W wierszu „Morderstwo” demaskował „wroga”, który zabił traktorzystę „za jedno słowo: spółdzielnia”; w utworze „Lud wejdzie do śródmieścia” deklamował:
Patrz, jak stoi uparta /na rusztowaniach partia, /rozpala się klasowa /bitwa – nasza budowa. /Niech wiedzą ludzie, komu /rodzi się dom po domu, /czy magnatom stalowym, /wariatom atomowym, /czy sobie i ludowi /Warszawa się sposobi. (…)
Nie zabrakło w twórczości Ważyka i wielkiego panegiryku na cześć generalissimusa Stalina – „Rzeka”:
Mądrość Stalina /rzeka szeroka, /w ciężkich turbinach /przetacza wody, /płynąc wysiewa /pszenicę w tundrach, /zalesia stepy, /stawia ogrody.
W 1954 r. Ważyk zrealizował jedno ze swych najbardziej grafomańskich przedsięwzięć – napisał scenariusz do filmu „Niedaleko od Warszawy” o amerykańskim szpiegu sabotażyście.

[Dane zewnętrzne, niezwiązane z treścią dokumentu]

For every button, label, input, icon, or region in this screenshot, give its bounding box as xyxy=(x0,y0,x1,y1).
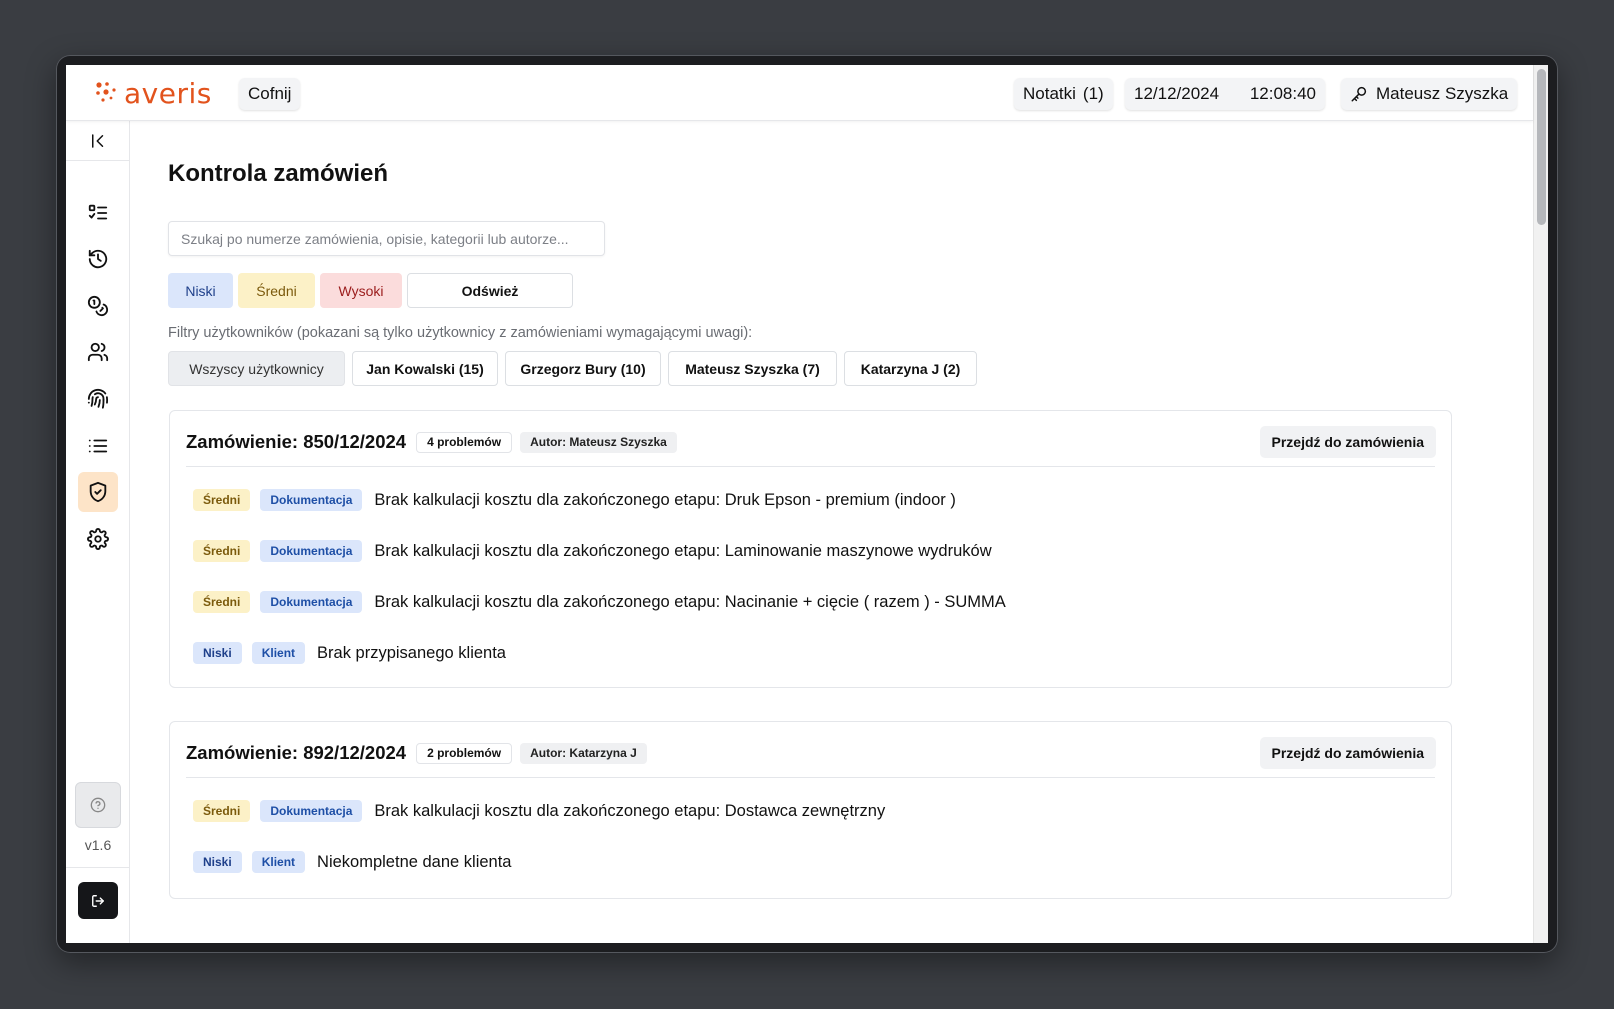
logo: averis xyxy=(94,76,212,110)
collapse-sidebar-button[interactable] xyxy=(66,121,130,161)
order-title: Zamówienie: 892/12/2024 xyxy=(186,742,407,763)
sidebar: v1.6 xyxy=(66,121,130,943)
collapse-icon xyxy=(92,133,104,148)
shield-check-icon xyxy=(89,481,107,503)
help-button[interactable] xyxy=(75,782,121,828)
sidebar-item-tasks[interactable] xyxy=(78,193,118,233)
order-header: Zamówienie: 850/12/2024 4 problemów Auto… xyxy=(186,427,677,457)
sidebar-item-lists[interactable] xyxy=(78,426,118,466)
author-badge: Autor: Mateusz Szyszka xyxy=(520,431,677,453)
task-list-icon xyxy=(88,204,108,220)
app-version: v1.6 xyxy=(84,837,112,853)
sidebar-item-access[interactable] xyxy=(78,379,118,419)
sidebar-item-history[interactable] xyxy=(78,239,118,279)
user-filter-all[interactable]: Wszyscy użytkownicy xyxy=(168,351,345,386)
category-tag: Dokumentacja xyxy=(260,489,363,511)
current-date: 12/12/2024 xyxy=(1134,84,1220,103)
user-filter-katarzyna-j[interactable]: Katarzyna J (2) xyxy=(844,351,977,386)
user-filter-grzegorz-bury[interactable]: Grzegorz Bury (10) xyxy=(505,351,661,386)
order-title: Zamówienie: 850/12/2024 xyxy=(186,431,407,452)
problem-count-badge: 4 problemów xyxy=(416,431,513,453)
issue-row: Średni Dokumentacja Brak kalkulacji kosz… xyxy=(193,539,992,563)
issue-text: Brak przypisanego klienta xyxy=(317,643,506,662)
help-icon xyxy=(90,797,106,813)
order-card: Zamówienie: 850/12/2024 4 problemów Auto… xyxy=(169,410,1452,688)
goto-order-button[interactable]: Przejdź do zamówienia xyxy=(1259,737,1436,769)
issue-text: Brak kalkulacji kosztu dla zakończonego … xyxy=(374,541,992,560)
category-tag: Klient xyxy=(251,642,306,664)
user-filter-caption: Filtry użytkowników (pokazani są tylko u… xyxy=(168,325,753,341)
user-name: Mateusz Szyszka xyxy=(1376,84,1509,103)
priority-tag: Niski xyxy=(193,851,242,873)
search-input[interactable] xyxy=(168,221,605,256)
filter-priority-medium[interactable]: Średni xyxy=(238,273,315,308)
app-screen: averis Cofnij Notatki (1) 12/12/2024 12:… xyxy=(66,65,1548,943)
sidebar-item-order-control[interactable] xyxy=(78,472,118,512)
sidebar-item-settings[interactable] xyxy=(78,519,118,559)
category-tag: Klient xyxy=(251,851,306,873)
logo-text: averis xyxy=(124,76,212,110)
users-icon xyxy=(87,342,109,362)
key-icon xyxy=(1351,86,1367,102)
issue-text: Brak kalkulacji kosztu dla zakończonego … xyxy=(374,592,1006,611)
author-badge: Autor: Katarzyna J xyxy=(520,742,647,764)
card-divider xyxy=(186,777,1435,778)
sidebar-divider xyxy=(66,867,130,868)
issue-text: Niekompletne dane klienta xyxy=(317,852,512,871)
problem-count-badge: 2 problemów xyxy=(416,742,513,764)
issue-text: Brak kalkulacji kosztu dla zakończonego … xyxy=(374,490,956,509)
issue-row: Średni Dokumentacja Brak kalkulacji kosz… xyxy=(193,488,956,512)
gear-icon xyxy=(87,528,109,550)
filter-priority-high[interactable]: Wysoki xyxy=(320,273,402,308)
fingerprint-icon xyxy=(87,388,109,409)
category-tag: Dokumentacja xyxy=(260,591,363,613)
logout-button[interactable] xyxy=(78,882,118,919)
card-divider xyxy=(186,466,1435,467)
priority-tag: Średni xyxy=(193,540,251,562)
category-tag: Dokumentacja xyxy=(260,800,363,822)
issue-row: Średni Dokumentacja Brak kalkulacji kosz… xyxy=(193,590,1006,614)
priority-tag: Średni xyxy=(193,591,251,613)
refresh-button[interactable]: Odśwież xyxy=(407,273,573,308)
notes-label: Notatki xyxy=(1023,84,1076,103)
issue-row: Średni Dokumentacja Brak kalkulacji kosz… xyxy=(193,799,885,823)
main-content: Kontrola zamówień Niski Średni Wysoki Od… xyxy=(130,121,1533,943)
issue-row: Niski Klient Brak przypisanego klienta xyxy=(193,641,506,665)
issue-text: Brak kalkulacji kosztu dla zakończonego … xyxy=(374,801,886,820)
order-header: Zamówienie: 892/12/2024 2 problemów Auto… xyxy=(186,738,647,768)
filter-priority-low[interactable]: Niski xyxy=(168,273,233,308)
history-icon xyxy=(88,249,108,269)
notes-count: (1) xyxy=(1082,84,1104,103)
user-menu-button[interactable]: Mateusz Szyszka xyxy=(1341,78,1518,110)
priority-tag: Średni xyxy=(193,489,251,511)
priority-tag: Niski xyxy=(193,642,242,664)
user-filter-mateusz-szyszka[interactable]: Mateusz Szyszka (7) xyxy=(668,351,837,386)
list-icon xyxy=(88,439,108,453)
user-filter-jan-kowalski[interactable]: Jan Kowalski (15) xyxy=(352,351,498,386)
logo-dots-icon xyxy=(96,82,116,102)
sidebar-item-users[interactable] xyxy=(78,332,118,372)
issue-row: Niski Klient Niekompletne dane klienta xyxy=(193,850,512,874)
notes-button[interactable]: Notatki (1) xyxy=(1014,78,1113,110)
sidebar-item-finance[interactable] xyxy=(78,286,118,326)
current-time: 12:08:40 xyxy=(1249,84,1316,103)
device-frame: averis Cofnij Notatki (1) 12/12/2024 12:… xyxy=(56,55,1558,953)
page-scrollbar[interactable] xyxy=(1533,65,1548,943)
goto-order-button[interactable]: Przejdź do zamówienia xyxy=(1259,426,1436,458)
datetime-display: 12/12/2024 12:08:40 xyxy=(1125,78,1325,110)
scrollbar-thumb[interactable] xyxy=(1537,69,1546,225)
page-title: Kontrola zamówień xyxy=(168,160,389,187)
category-tag: Dokumentacja xyxy=(260,540,363,562)
coins-icon xyxy=(87,295,108,317)
priority-tag: Średni xyxy=(193,800,251,822)
back-button[interactable]: Cofnij xyxy=(239,78,301,110)
top-bar: averis Cofnij Notatki (1) 12/12/2024 12:… xyxy=(66,65,1533,121)
logout-icon xyxy=(92,894,104,907)
order-card: Zamówienie: 892/12/2024 2 problemów Auto… xyxy=(169,721,1452,899)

Jednym z najgorliwszych poetów dworskich na usługach Bieruta był znany twórca starszego pokolenia Mieczysław Jastrun. Pomimo wielostronnej pomocy udzielonej mu ze strony polskich znajomych w czasie wojny, gdy ukrywał się na „aryjskich papierach”, po wojnie wyróżnił się szczególnie skrajnymi, oszczerczymi atakami na rzekomy polski antysemityzm. W opublikowanym 17 czerwca 1945 r. w krakowskim „Odrodzeniu” tekście „Potęga ciemnoty” twierdził, że za wymordowanie ponad trzech milionów Żydów ponosi odpowiedzialność na równi z hitlerowskim okupantem całe bez mała polskie społeczeństwo. W czasie gdy do ujarzmienia Polski w interesie Sowietów przystępowały całe falangi ubeków i politruków żydowskiego pochodzenia na czele z Bermanem, Różańskim, Borejszą, Romkowskim, Brystygierową czy Fejginem, Jastrun piętnował polskie „zbrodnicze”, „reakcyjne” organizacje, które jakoby wciąż „kontynuują krwawą robotę hitlerowską”, dybiąc na ocalałą z zagłady „grupkę inteligencji pochodzenia żydowskiego”.

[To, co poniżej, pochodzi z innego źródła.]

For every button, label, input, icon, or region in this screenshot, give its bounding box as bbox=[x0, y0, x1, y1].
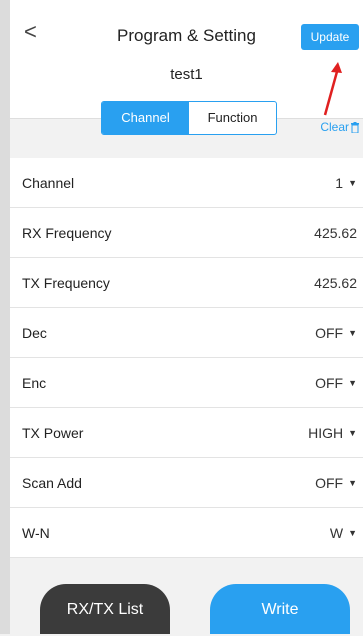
setting-value[interactable]: OFF ▼ bbox=[315, 325, 357, 341]
setting-value[interactable]: W ▼ bbox=[330, 525, 357, 541]
trash-icon bbox=[351, 121, 359, 133]
setting-value[interactable]: HIGH ▼ bbox=[308, 425, 357, 441]
setting-label: Enc bbox=[22, 374, 47, 391]
setting-value[interactable]: 425.62 bbox=[314, 225, 357, 241]
setting-value-text: OFF bbox=[315, 324, 344, 341]
annotation-arrow-icon bbox=[323, 62, 342, 116]
update-button[interactable]: Update bbox=[301, 24, 359, 50]
setting-label: TX Frequency bbox=[22, 274, 110, 291]
setting-row-w-n[interactable]: W-N W ▼ bbox=[10, 508, 363, 558]
caret-down-icon: ▼ bbox=[348, 477, 357, 488]
device-edge bbox=[0, 0, 10, 634]
tab-switcher: Channel Function bbox=[101, 101, 277, 135]
setting-value-text: 425.62 bbox=[314, 274, 357, 291]
caret-down-icon: ▼ bbox=[348, 177, 357, 188]
setting-row-rx-frequency[interactable]: RX Frequency 425.62 bbox=[10, 208, 363, 258]
setting-label: TX Power bbox=[22, 424, 84, 441]
clear-label: Clear bbox=[320, 120, 349, 134]
setting-value-text: W bbox=[329, 524, 344, 541]
clear-button[interactable]: Clear bbox=[320, 120, 359, 134]
setting-row-dec[interactable]: Dec OFF ▼ bbox=[10, 308, 363, 358]
setting-row-enc[interactable]: Enc OFF ▼ bbox=[10, 358, 363, 408]
caret-down-icon: ▼ bbox=[348, 377, 357, 388]
setting-label: RX Frequency bbox=[22, 224, 112, 241]
setting-value[interactable]: OFF ▼ bbox=[315, 475, 357, 491]
setting-row-scan-add[interactable]: Scan Add OFF ▼ bbox=[10, 458, 363, 508]
setting-label: Dec bbox=[22, 324, 47, 341]
setting-value[interactable]: 1 ▼ bbox=[335, 175, 357, 191]
setting-row-tx-power[interactable]: TX Power HIGH ▼ bbox=[10, 408, 363, 458]
setting-value[interactable]: 425.62 bbox=[314, 275, 357, 291]
write-button[interactable]: Write bbox=[210, 584, 350, 634]
caret-down-icon: ▼ bbox=[348, 527, 357, 538]
setting-value-text: HIGH bbox=[308, 424, 344, 441]
settings-list: Channel 1 ▼ RX Frequency 425.62 TX Frequ… bbox=[10, 158, 363, 558]
setting-row-channel[interactable]: Channel 1 ▼ bbox=[10, 158, 363, 208]
setting-value[interactable]: OFF ▼ bbox=[315, 375, 357, 391]
rxtx-list-button[interactable]: RX/TX List bbox=[40, 584, 170, 634]
bottom-bar: RX/TX List Write bbox=[10, 584, 363, 634]
tab-function[interactable]: Function bbox=[189, 102, 276, 134]
setting-value-text: OFF bbox=[315, 474, 344, 491]
setting-value-text: 425.62 bbox=[314, 224, 357, 241]
setting-label: Channel bbox=[22, 174, 75, 191]
caret-down-icon: ▼ bbox=[348, 427, 357, 438]
setting-label: Scan Add bbox=[22, 474, 82, 491]
setting-row-tx-frequency[interactable]: TX Frequency 425.62 bbox=[10, 258, 363, 308]
caret-down-icon: ▼ bbox=[348, 327, 357, 338]
tab-channel[interactable]: Channel bbox=[102, 102, 189, 134]
setting-value-text: 1 bbox=[335, 174, 344, 191]
setting-value-text: OFF bbox=[315, 374, 344, 391]
setting-label: W-N bbox=[22, 524, 50, 541]
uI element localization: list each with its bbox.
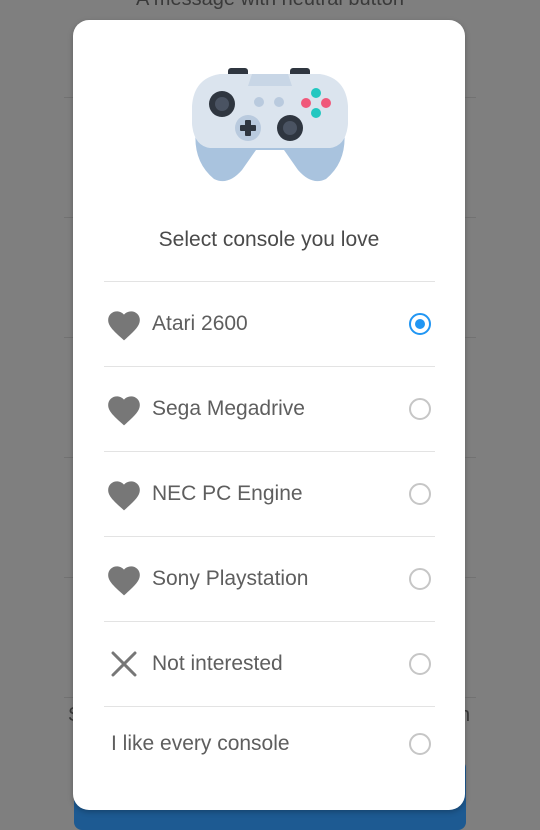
option-label: NEC PC Engine xyxy=(152,482,303,505)
radio-button[interactable] xyxy=(409,568,431,590)
option-label: Atari 2600 xyxy=(152,312,248,335)
option-label: Sega Megadrive xyxy=(152,397,305,420)
option-sega-megadrive[interactable]: Sega Megadrive xyxy=(104,367,435,451)
option-label: Sony Playstation xyxy=(152,567,309,590)
option-atari-2600[interactable]: Atari 2600 xyxy=(104,282,435,366)
option-sony-playstation[interactable]: Sony Playstation xyxy=(104,537,435,621)
option-label: Not interested xyxy=(152,652,283,675)
heart-icon xyxy=(104,304,144,344)
radio-button[interactable] xyxy=(409,653,431,675)
radio-button-selected[interactable] xyxy=(409,313,431,335)
close-icon xyxy=(104,644,144,684)
option-like-every-console[interactable]: I like every console xyxy=(104,702,435,786)
dialog-title: Select console you love xyxy=(158,228,380,251)
heart-icon xyxy=(104,474,144,514)
option-not-interested[interactable]: Not interested xyxy=(104,622,435,706)
radio-button[interactable] xyxy=(409,483,431,505)
background-message: A message with neutral button xyxy=(0,0,540,11)
radio-button[interactable] xyxy=(409,733,431,755)
heart-icon xyxy=(104,389,144,429)
option-label: I like every console xyxy=(111,732,290,755)
gamepad-icon xyxy=(192,68,348,182)
radio-button[interactable] xyxy=(409,398,431,420)
option-nec-pc-engine[interactable]: NEC PC Engine xyxy=(104,452,435,536)
select-console-dialog: Select console you love Atari 2600 Sega … xyxy=(73,20,465,810)
heart-icon xyxy=(104,559,144,599)
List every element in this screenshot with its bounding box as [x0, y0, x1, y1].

Gross w „Strachu” (s. 129, 172) nader chętnie powołuje się na wspomniany tekst Jastruna, stanowiący skrajny atak na społeczeństwo polskie za jego rzekomo wyjątkowo silny „antysemityzm”. Gross tytułuje Jastruna (na s. 172) „wielkim poetą polskim”, całkowicie przemilczając jego rzeczywiście wielką rolę jako jednego ze stalinizatorów polskiej literatury. Warto tu przypomnieć, że Jastrun, zgodnie z wymogami ówczesnej stalinowskiej „poetyki”, z furią piętnował polskich partyzantów walczących o niepodległość Polski, przeciw Sowietom i polskiej targowicy. W wierszu „Ballada o Puszczy Świętokrzyskiej” spotwarzał żołnierzy AK, rzekomo degenerujących się w bandy. Podobną wymowę miała również „Ballada zimowa” Jastruna, piętnująca żołnierzy antykomunistycznego podziemia i wspieranie ich przez Kościół. W wierszu „Własność” gromił „wrogów klasowych” – kułaków. Z energią włączył się też w propagandę antykościelną reżimu, produkując wiersz „W bazylice świętego Piotra”, w wyrafinowany sposób atakujący Watykan za rzekomy sojusz z Hitlerem. Wysławiał różnych komunistycznych idolów, osobny wiersz poświęcając pamięci jednego z przywódców PPR-u w dobie wojny, Pawła Findera. W poświęconym Leninowi „Wspomnieniu z Poronina” opiewał z patosem:
Myśl jego w kłębach śnieżycy i w dymie /Nadlatywała, aby siąść na naszym brzegu. (…)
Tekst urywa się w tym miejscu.